Introduction
Perséphone incarne la dualité fondamentale de la mythologie grecque : la vie et la mort, la lumière et les ténèbres, la croissance et le dépérissement. En tant que Koré ("la Jeune Fille"), elle représente l'innocence et la fertilité de la nature. En tant que reine des Enfers, elle devient Proserpine, une souveraine puissante et implacable. Cette double nature fait d'elle l'une des déesses les plus complexes et vénérées du panthéon, dont le mythe explique le cycle des saisons et offre une promesse de renaissance après la mort.
Origines
Perséphone est née de l'union de Zeus, roi des dieux, et de Déméter, déesse de l'agriculture.

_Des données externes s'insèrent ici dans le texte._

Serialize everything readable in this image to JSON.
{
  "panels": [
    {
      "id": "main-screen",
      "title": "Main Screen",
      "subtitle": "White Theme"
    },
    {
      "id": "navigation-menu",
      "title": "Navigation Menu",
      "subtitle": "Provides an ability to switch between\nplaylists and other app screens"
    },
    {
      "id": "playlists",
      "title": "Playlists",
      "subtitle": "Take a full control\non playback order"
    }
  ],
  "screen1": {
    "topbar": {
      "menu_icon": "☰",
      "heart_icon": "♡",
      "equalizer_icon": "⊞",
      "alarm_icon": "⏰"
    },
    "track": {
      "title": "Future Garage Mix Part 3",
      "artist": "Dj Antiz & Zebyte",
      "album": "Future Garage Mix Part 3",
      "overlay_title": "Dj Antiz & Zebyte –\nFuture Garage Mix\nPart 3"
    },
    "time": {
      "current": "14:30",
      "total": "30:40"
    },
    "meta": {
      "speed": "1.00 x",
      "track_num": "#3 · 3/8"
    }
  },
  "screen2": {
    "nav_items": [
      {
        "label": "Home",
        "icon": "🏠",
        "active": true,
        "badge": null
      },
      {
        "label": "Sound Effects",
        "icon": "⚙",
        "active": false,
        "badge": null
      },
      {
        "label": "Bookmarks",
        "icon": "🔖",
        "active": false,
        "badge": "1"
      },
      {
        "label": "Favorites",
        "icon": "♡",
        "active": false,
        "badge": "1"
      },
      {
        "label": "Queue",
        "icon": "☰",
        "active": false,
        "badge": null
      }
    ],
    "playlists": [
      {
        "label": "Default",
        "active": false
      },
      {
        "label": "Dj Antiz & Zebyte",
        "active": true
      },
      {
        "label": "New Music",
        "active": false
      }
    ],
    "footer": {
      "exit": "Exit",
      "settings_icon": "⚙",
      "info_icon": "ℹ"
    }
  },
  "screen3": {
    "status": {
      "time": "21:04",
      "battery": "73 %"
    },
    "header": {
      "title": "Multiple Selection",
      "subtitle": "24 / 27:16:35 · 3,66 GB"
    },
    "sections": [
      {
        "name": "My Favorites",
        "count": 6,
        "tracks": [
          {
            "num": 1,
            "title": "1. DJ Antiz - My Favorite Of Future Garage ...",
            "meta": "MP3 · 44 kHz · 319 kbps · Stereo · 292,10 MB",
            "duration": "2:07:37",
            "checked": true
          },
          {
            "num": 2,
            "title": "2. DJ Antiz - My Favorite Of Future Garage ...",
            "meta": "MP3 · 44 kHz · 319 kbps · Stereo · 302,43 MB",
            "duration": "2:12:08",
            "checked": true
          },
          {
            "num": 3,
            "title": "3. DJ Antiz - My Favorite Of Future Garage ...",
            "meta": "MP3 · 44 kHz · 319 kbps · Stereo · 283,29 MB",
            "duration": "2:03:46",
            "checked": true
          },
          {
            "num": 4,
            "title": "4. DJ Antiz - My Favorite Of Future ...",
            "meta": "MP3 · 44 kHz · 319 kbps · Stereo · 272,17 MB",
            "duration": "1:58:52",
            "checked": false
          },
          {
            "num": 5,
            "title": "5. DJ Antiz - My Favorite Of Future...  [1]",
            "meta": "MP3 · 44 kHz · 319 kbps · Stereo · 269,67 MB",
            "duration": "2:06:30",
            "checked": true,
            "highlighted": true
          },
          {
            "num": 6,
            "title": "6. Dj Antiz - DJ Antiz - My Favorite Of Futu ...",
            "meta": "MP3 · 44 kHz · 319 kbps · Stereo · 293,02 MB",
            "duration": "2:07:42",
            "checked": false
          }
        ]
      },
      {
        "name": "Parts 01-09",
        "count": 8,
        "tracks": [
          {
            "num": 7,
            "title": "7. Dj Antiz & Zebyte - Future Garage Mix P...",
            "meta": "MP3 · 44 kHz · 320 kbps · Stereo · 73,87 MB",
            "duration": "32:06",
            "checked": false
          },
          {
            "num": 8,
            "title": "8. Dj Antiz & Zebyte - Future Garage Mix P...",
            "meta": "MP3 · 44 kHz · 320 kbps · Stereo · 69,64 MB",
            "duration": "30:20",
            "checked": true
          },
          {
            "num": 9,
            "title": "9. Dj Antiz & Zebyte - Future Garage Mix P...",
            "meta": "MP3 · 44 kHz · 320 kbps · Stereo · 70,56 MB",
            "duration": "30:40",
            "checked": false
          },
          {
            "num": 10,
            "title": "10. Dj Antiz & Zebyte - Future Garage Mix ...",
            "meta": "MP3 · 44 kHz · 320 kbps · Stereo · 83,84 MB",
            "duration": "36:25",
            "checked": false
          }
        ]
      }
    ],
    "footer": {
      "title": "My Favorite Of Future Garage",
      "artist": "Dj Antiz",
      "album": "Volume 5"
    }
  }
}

Son mythe central, l'« Enlèvement de Perséphone » (ou « Rapt de Proserpine »), est principalement raconté dans l'« Hymne homérique à Déméter », un texte archaïque fondamental. Son nom est probablement pré-grec, peut-être dérivé d'une déesse minoenne de la nature. Son assimilation à la Proserpine romaine fut totale, et son culte, notamment à travers les Mystères d'Éleusis, perdura jusqu'à la fin de l'Antiquité.
Attributs
Perséphone possède une double souveraineté. Dans les Enfers, elle partage le trône avec Hadès, juge les âmes aux côtés de son époux et possède une autorité absolue sur le monde souterrain. Elle est crainte et respectée. Sur Terre, en tant que Koré, elle est la force vitale qui fait germer les graines et fleurir les champs. Son pouvoir sur la végétation est directement lié à son séjour cyclique : son absence hivernale cause la stérilité, son retour printanier la renaissance. La grenade, fruit des morts, symbolise son lien indissoluble avec les Enfers, tandis que les épis de blé représentent son héritage maternel et son rôle nourricier.
Mythes
Le mythe fondateur est son enlèvement. Alors qu'elle cueillait des fleurs, Hadès, avec l'accord de Zeus, surgit de la terre et l'emporta dans son char pour en faire son épouse. Déméter, folle de douleur, erra sur Terre, causant une grande famine. Zeus intervint finalement et ordonna le retour de Perséphone, à condition qu'elle n'ait rien mangé aux Enfers. Mais elle avait consommé quelques grains de grenade, ce qui la lia éternellement au monde souterrain. Un compromis fut trouvé : elle passerait un tiers de l'année (l'hiver) avec Hadès comme reine des Morts, et les deux autres tiers (printemps, été) avec sa mère, permettant à la nature de refleurir. D'autres mythes la montrent intervenant dans les histoires d'Orphée (qu'elle laissa repartir avec Eurydice, conditionnellement) et d'Adonis (dont elle se partagea la compagnie avec Aphrodite).
Culte
Le culte de Perséphone était indissociable de celui de Déméter et culminait dans les Mystères d'Éleusis, les rites initiatiques les plus sacrés de la Grèce antique. Ces cérémonies secrètes, ouvertes à tous (hommes, femmes, esclaves), promettaient aux initiés une condition privilégiée dans l'au-delà et une compréhension du cycle de la vie, de la mort et de la renaissance, symbolisé par le destin de Perséphone. Des sanctuaires (théâtres souterrains appelés *ploutonia* ou *persephoneia*) lui étaient dédiés, comme à Locres en Italie ou à Cyzique. Des fêtes comme les *Thesmophories*, réservées aux femmes, célébraient également sa puissance fertile et chthonienne.
Influence
Perséphone reste une figure puissante dans la culture moderne. Elle inspire la littérature (de Milton à Margaret Atwood), la psychanalyse (où son enlèvement est vu comme une allégorie de l'initiation, du trauma ou de la relation mère-fille), et les mouvements néo-païens. Son mythe est constamment réinterprété dans la peinture (Le Bernin, Rossetti), l'opéra et le cinéma. Elle symbolise la résilience, la transformation et l'idée que la lumière ne peut exister sans la connaissance des ténèbres. Son histoire résonne comme une métaphore archétypale des cycles de la nature, de la perte et de la régénération.